Bafin-Abfrage Was kostet deutsche Banken die Steuertrickserei mit Cum-Cum-Geschäften?

Die Bundesanstalt für Finanzdienstleistungsaufsicht in Frankfurt

Die Bundesanstalt für Finanzdienstleistungsaufsicht in Frankfurt: Im Zusammenhang mit Cum-Cum-Geschäften startet die Behörde Befragungen. Foto: Kai Hartmann Photography / BaFin

Nachholbedarf bei den Steuertricksereien der Cum-Cum-Geschäfte: Die Bundesanstalt für Finanzdienstleistungsaufsicht (Bafin) hat Befragungen bei allen deutschen Kreditinstituten gestartet, um die Folgen aus den Transaktionen besser abschätzen zu können, die der Vermeidung von Kapitalertragssteuern galten. Die Ergebnisse könnten demnach Aufschluss über den Kreis der betroffenen Institute und die Höhe der finanziellen Belastungen geben. Auch einige Wertpapierinstitute wurden in diesem Zusammenhang von der Bafin kontaktiert.

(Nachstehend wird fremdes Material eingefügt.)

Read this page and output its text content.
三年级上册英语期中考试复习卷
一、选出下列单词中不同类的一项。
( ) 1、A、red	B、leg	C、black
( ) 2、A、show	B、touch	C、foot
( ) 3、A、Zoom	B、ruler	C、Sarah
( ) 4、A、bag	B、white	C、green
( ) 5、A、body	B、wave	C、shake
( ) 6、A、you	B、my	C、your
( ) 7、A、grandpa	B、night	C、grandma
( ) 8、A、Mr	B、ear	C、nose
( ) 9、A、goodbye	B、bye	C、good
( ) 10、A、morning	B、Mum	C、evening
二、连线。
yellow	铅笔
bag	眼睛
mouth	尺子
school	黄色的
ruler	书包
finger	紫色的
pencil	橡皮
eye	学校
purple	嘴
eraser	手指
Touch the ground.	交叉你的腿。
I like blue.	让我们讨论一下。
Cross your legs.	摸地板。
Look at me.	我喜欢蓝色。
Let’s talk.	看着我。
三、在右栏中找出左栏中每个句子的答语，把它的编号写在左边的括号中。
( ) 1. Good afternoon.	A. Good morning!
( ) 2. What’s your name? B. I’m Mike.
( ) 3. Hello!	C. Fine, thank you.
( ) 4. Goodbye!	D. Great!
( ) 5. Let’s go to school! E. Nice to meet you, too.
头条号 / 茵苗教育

Die Befragungen wurden nötig, weil das Bundesfinanzministerium im Juli 2021 ein neues Schreiben zu Cum-Cum-Geschäften veröffentlicht hatte. Darin wurden Änderungen beim steuerlichen Umgang im Zusammenhang mit Cum-Cum-Geschäften offengelegt. Es ersetzt das BMF-Schreiben vom Juli 2017, das erstmals klare Kriterien und Anwendungsbeispiele für den Umgang der Finanzverwaltung mit derartigen Geschäften umfasste. Dadurch konnten die zuständigen Finanzbehörden Steuernachzahlungen gegenüber Instituten anordnen, die in Cum-Cum-Transaktionen verwickelt waren.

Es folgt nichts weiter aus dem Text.